Patient Participation Groups (PPG) within General Practices are not new. The first PPG was set up on the 30 November 1972 at The Health Centre, Berinsfield near Oxford. At present it is estimated that a least 41 per cent of General Practices in England and Wales have a PPG. At least 600 of them are members of the National Association for Patient Participation (NAPP), a registered charity in England and Wales since 1978 which is the umbrella organisation for Patient Participation Groups (PPGs) within the Primary Care setting. Currently in Scotland only eight Practices are affiliated to NAPP. Despite their development, Patient Participation Groups are still not very well-known and most people do not know what they do. This brief guide explains how PPGs work and what their role and function may be. It is important to note that there is no single or definitive model for a Patient Participation Group. Each group is different. This is considered to be a good thing, in that it means that each group can evolve and develop according to the wishes of the patients in each Practice - the Practice Population.
Patient Participation Groups
Patient Participation Groups tend to be set up by Practices but, over time, they are usually run by patients.

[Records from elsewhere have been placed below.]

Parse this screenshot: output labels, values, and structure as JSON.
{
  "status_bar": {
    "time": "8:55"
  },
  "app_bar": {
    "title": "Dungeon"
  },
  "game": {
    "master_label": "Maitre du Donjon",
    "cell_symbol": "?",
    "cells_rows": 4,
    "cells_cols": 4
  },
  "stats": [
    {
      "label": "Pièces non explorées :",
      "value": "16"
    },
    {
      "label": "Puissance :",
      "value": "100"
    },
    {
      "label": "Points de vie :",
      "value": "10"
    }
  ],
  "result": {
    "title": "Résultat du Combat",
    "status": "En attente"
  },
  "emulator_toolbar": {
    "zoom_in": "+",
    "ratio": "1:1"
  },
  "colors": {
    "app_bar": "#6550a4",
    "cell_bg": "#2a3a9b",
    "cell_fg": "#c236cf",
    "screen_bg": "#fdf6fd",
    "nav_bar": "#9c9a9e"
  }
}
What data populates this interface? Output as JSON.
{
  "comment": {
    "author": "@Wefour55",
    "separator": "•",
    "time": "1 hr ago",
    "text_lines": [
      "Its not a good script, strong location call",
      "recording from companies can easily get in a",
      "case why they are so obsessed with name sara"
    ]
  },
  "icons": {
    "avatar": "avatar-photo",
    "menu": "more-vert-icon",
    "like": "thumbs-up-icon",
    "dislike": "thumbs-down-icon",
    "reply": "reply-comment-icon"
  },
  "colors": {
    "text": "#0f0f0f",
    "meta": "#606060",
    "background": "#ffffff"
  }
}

Typically they will have a committee that meets regularly to give the PPG some leadership and a sense of direction. The PPG should work closely with the Practice and it is normal for members of the Practice Team, including General Practitioners to be part of the Patient Participation Group. Patient Participation Groups are not set up to be a ‘forum for moaners’ but nor are they ‘doctor fan clubs’. They are a route for patients to advise and inform the Practice on what matters most to patients and to help identify solutions to problems. Members of PPGs should think about the wider patient interest and not just their own personal concerns when serving on the PPG. Every PPG should be clear about what it is there to and hopes to achieve. It should have well-thought out core objectives so that if someone asks what the Group does, there is a clear answer. These goals and aspirations need to be realistic and achievable because the PPG is run by volunteers. In most instances, the Patient Partnership Group will work in partnership with the Practice and significant other partners and, in that way, it can achieve a great deal more.
What do Patient Participation Groups do?
As noted above the activities of Patient Partnership Groups vary because they develop and evolve to meet local needs of their Practice Population and may, for example, include either or all of the following:
*** Improving communication by assisting in the production newsletters or leaflets that provide patients with information about their health and how to access services
*** Together with members of the Practice Team and other significant NHS and/or Local Authority partners participate as appropriate in the organisation of health promotion events so that patients can have a really good understanding of their health and how best to look after it.
*** Acting as a ‘critical friend’ to the Practice, by helping it appreciate and understand what patients are thinking and are saying about issues, such as, opening hours, telephone systems, requests for home visits, delays in being taken for appointment, seeing their favourite GP, seeing their favourite Practice Nurse, repeat prescriptions and the range and type of services provided within the Practice.
*** Helping to fill some of the gaps in services by signposting patients to available support or providing services such as patient libraries, volunteer transport, befriending and support groups.
*** Fundraising to support the work of the PPG and to improve the care that is available to patients of the Practice.
*** Influencing the services that are provided, and where they are provided, by taking part in what are called commissioning decisions: this means that services can be developed in the way that is best for patients.
*** Undertaking appropriate survey or research to find out what matters to patients and discussing the findings with the Practice.
It is important to note that because of different administrative structures arrangements and responsibilities within England, Wales and Scotland some of the examples given above may not be applicable to the role and function of Patient Partnership Groups in Scotland.
To some people reading this brief guide, this will seem rather daunting. But be rest assured that, according to the National Association for Patient Participation (NAPP), Patient Participation Groups across the country, run by patients, are doing these things and are making a real difference. Choose the level and degree of involvement that suits you best, whether as a member of the Group or just helping out once in a while. It is all voluntary and every and each contribution is appreciated and valued.